While the home page is very powerful for SEO, the header and footer navigation on every page of the site are even more powerful. Just as the home page passes some of its large amount of link authority to the pages it links to, each link in the header and footer passes some of its link authority to every page linked to in the header and footer.

Every page in your header and footer are receiving the most internal link authority possible. Consequently, along with the home page of the site, the pages in the header and footer have the best chance of ranking and driving organic search traffic and sales.

Tracking which pages are added to and removed from the header and footer navigation is critically important to understanding your organic search performance. And when you need to remember which pages were or were not linked to from the header and footer, the Wayback Machine remembers.

Based on analysis of the source code for the header navigation on April 15, 17, and 30, we can see that the pages linked to were inconsistent. This is very common in a redesign, and something to watch for carefully because it affects the flow of link authority to the pages removed and therefore their ability to rank.

In the table below you can see that the number of links in the header navigation grew between April 15 and 17 by about 10 percent. However, the pages for “Attitude” and “Blood Pressure” were removed from the April 17 navigation. “Blood Pressure” was added back into the April 30 navigation, but the link to the brand “Ark Naturals” was removed.

The number of links in the header navigation changed three times for iHerb.com in April 2015 — from 354 on April 15, to 391 on April 17, to 393 on April 30.

The number of links in the header navigation changed three times for iHerb.com in April 2015 — from 354 on April 15, to 391 on April 17, to 393 on April 30.

This kind of adding and removing of links in the navigation is disruptive to the ability of those pages to drive organic search traffic and sales. It’s akin to telling someone that she’s your best friend, then changing your mind the next day and saying that you don’t really care about her. Pages whose links have been added and removed will be diminished in their ability to perform because they won’t continue to have the higher amount of internal link authority that they previously had.

The same thing happens when you change URLs in the navigation — when the page name stays the same but the URL for the page changes.

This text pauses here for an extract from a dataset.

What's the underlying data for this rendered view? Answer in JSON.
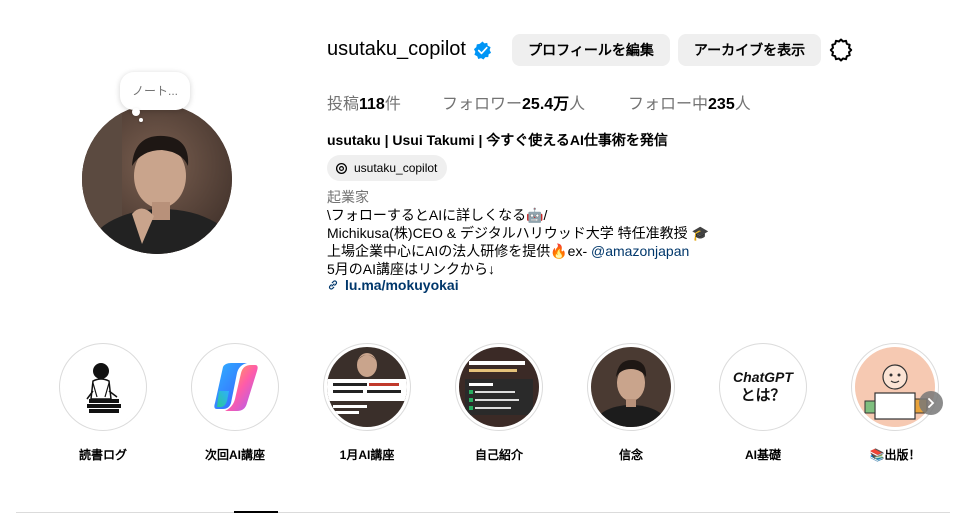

That new URL is an entirely new page to the search engines, even if you see the same content when the page loads. You’ve declared a new best friend in your navigation, and diminished the old page’s ability to perform.

If you 301 redirected the old URL to the new, then you’ve done what you can to pass the link authority to the new page. The performance should be similar to the old page. But if you changed the URL, linked to the new URL, and left the old URL live as an orphaned page, performance will suffer.

The individual pages and URLs linked to in the navigation are nearly impossible to remember from month to month, and they may change without you knowing it based on some other update in your development team’s release cycle or decision your merchandisers made. You may see symptoms of the problem in your analytics and have no idea why certain previously performing pages are not performing well now.

The Wayback Machine gives you the ability to discover and analyze the changes in your site’s design and navigation in an effort to identify why your site’s performance has changed.

Archive.org has limited resources and can’t crawl everywhere at once. Sites with fewer links to them from other sites will have fewer — or no — snapshots available on archive.org. If your site hasn’t ever been crawled, you can request a one-time crawl using the “Save this URL” link shown below on the error page.

 

The Wayback Machine's save this page link

The link to save a page on the Wayback Machine’s error page.

Visit the Wayback Machine regularly to learn more about what has changed on your site that you might not have known about, and to indicate your interest in what it captures. The Wayback Machine doesn’t guarantee inclusion, but it’s something you can do to try to boost the number of your site’s snapshots for future use.